Back in the day, decades before Brexit, I used to have to change the foreign exchange boards to the public, as part of my job.
Some days I used to go in, and things had barely moved. Other days I was out there ages, as something had happened or other, sometimes overnight, to make most of the rates alter a lot. I would have to change most of the numbers. And that was just a one day change.
Same old. Same old.
The exchange rate between Australia and the UK has been pretty much the same for years and years. In fact the pound is probably a bit stronger now than it was pre Brexit. Just saying.
Of course, fluctuations occur, up and down. For the Pound recently the trend has been down, and down.
Katie, many have planned and calculated very carefully for decades, using all savings to do up a little place they'd bought at a good price- to retire to. Some have been able to cope with the low sterling values, but so so many have had to pack up and return- unable to sell even at a very low price.
But this is not the topic of this thread, which was to find out if anyone here still did not realise that Brexit is an unmitigated disaster- or let's put it another way, that Brexit was and still is a good idea with no or few negative consequences for the UK.
It is nowhere near €1.25 Katie59. We lose a couple of cents in transfer, but have had around 1.14 recently, which is the current rate on XE.
We considered our finances in depth before we moved. We took into account fluctuations. The spreadsheets allow us to continually model our finances and make adjustments.
I don't think we considered a situation where a string of ill-considered political decisions would cause a long-term decline in the country's financial position.

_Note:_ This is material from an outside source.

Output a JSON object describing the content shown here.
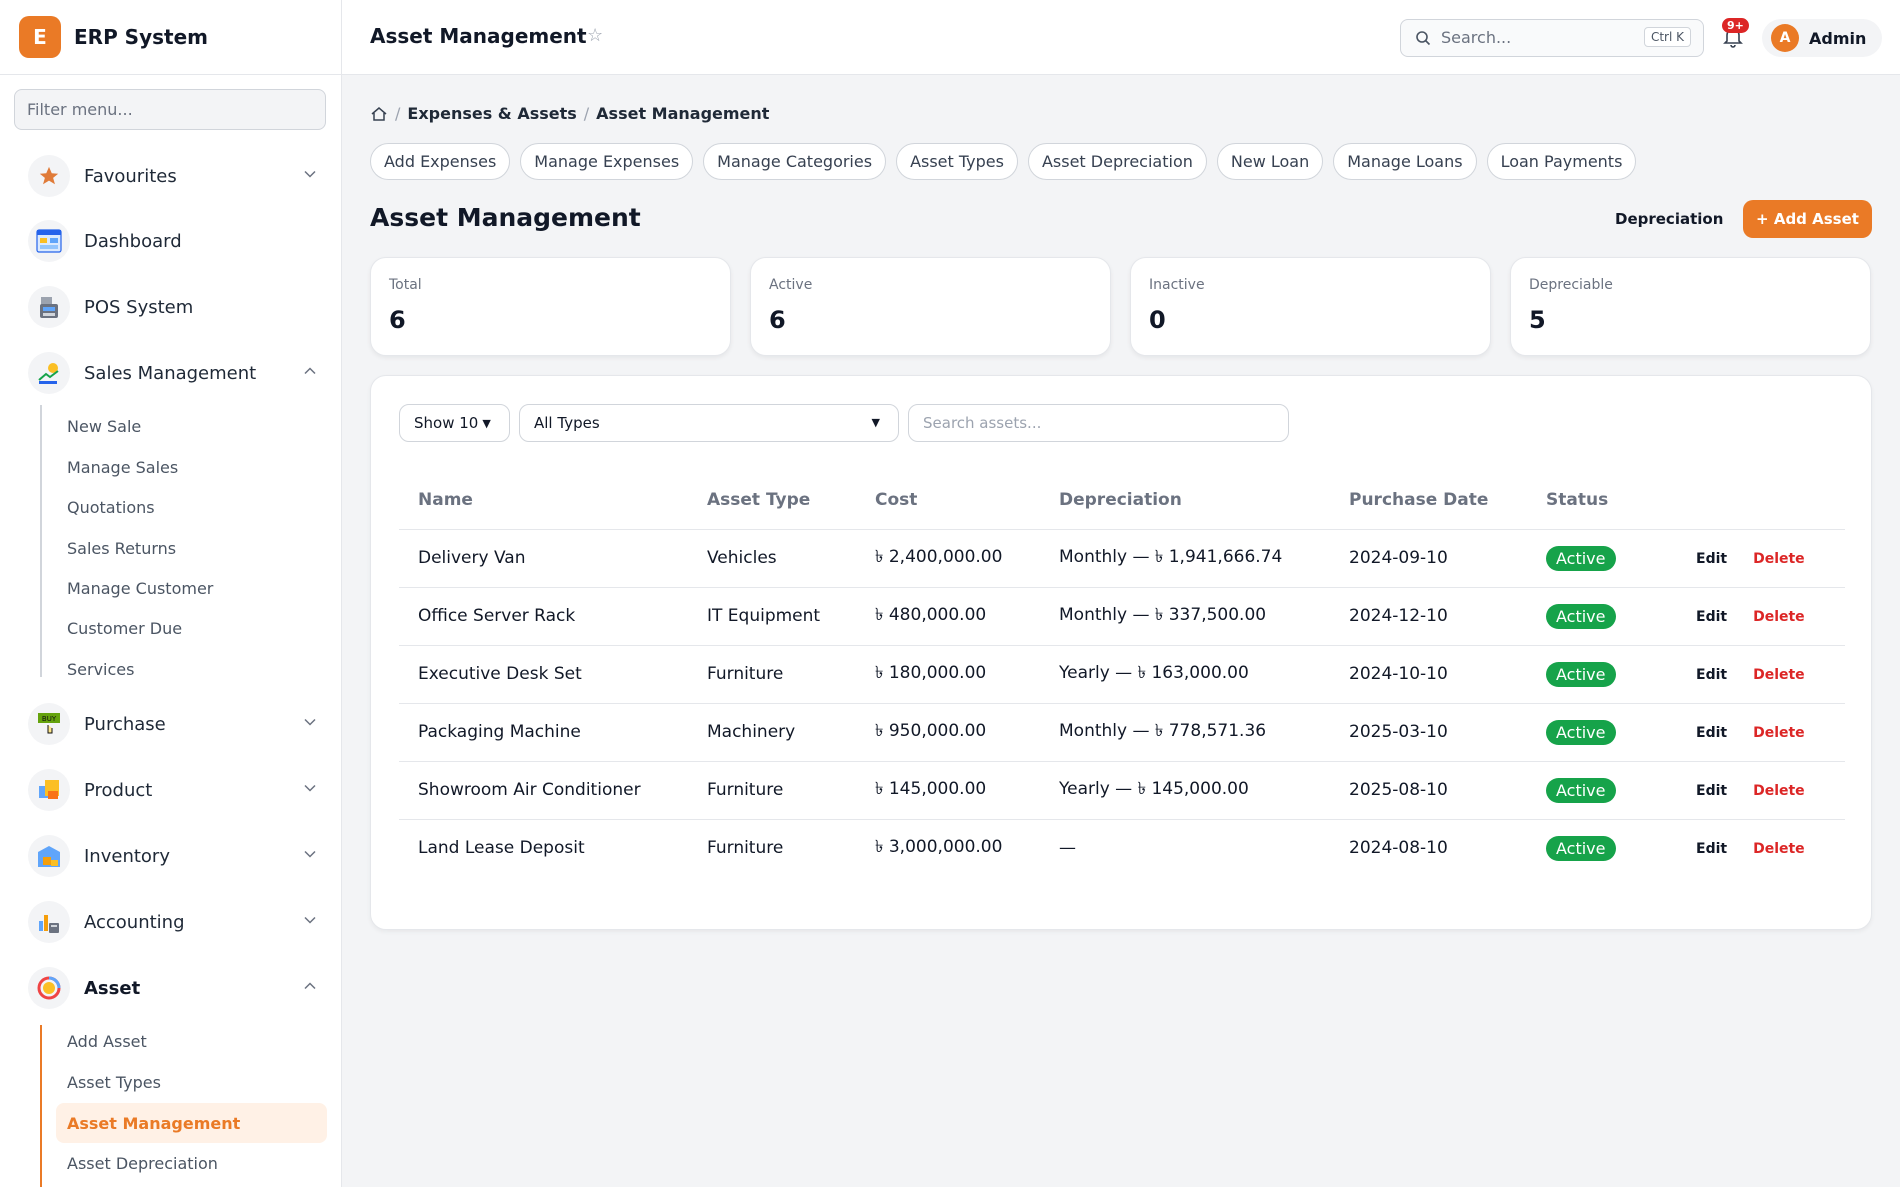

As I have said many times, I am far more concerned about the impact of Brexit on the future of our grandchildren than on us.
I think that the foundations for all that has happened to the U.K. during the past 7 years or so were laid from the very beginning of the Tory rule in 2010.
Cameron’s disastrous austerity, which did so much damage to the whole of society, particularly the NHS, housing, social care and so forth, meant that the effects were felt throughout society, and people looked for someone or something to blame. It laid the path wide open for opportunistic ideologues like the anti- Europeans to argue and represent the EU as the bogey man or scapegoat for the whole of the UKs ills.
It only took then, the right wing media and groups like the ERG to capitalise on this you have a society who desperate for change, willing to accept the arguments.
Cameron of course showing very little spine, caved into what in effect was a small minority and gave way to a referendum, but in doing so failed to set necessary parameters for such what would be a fundamental change to our economy.
He failed the country at every level.
nanna8
The exchange rate between Australia and the UK has been pretty much the same for years and years. In fact the pound is probably a bit stronger now than it was pre Brexit. Just saying.
It was $2.4 to GBP1 when we first went, then went right down at one point several years ago but recovered and has remained fairly steady for some time.
Whitewavemark2 Mr.Cameron obviously didn’t have a Plan B…
GrannyGravy13
Whitewavemark2 Mr.Cameron obviously didn’t have a Plan B…
None of them did. Certainly not the brexiters.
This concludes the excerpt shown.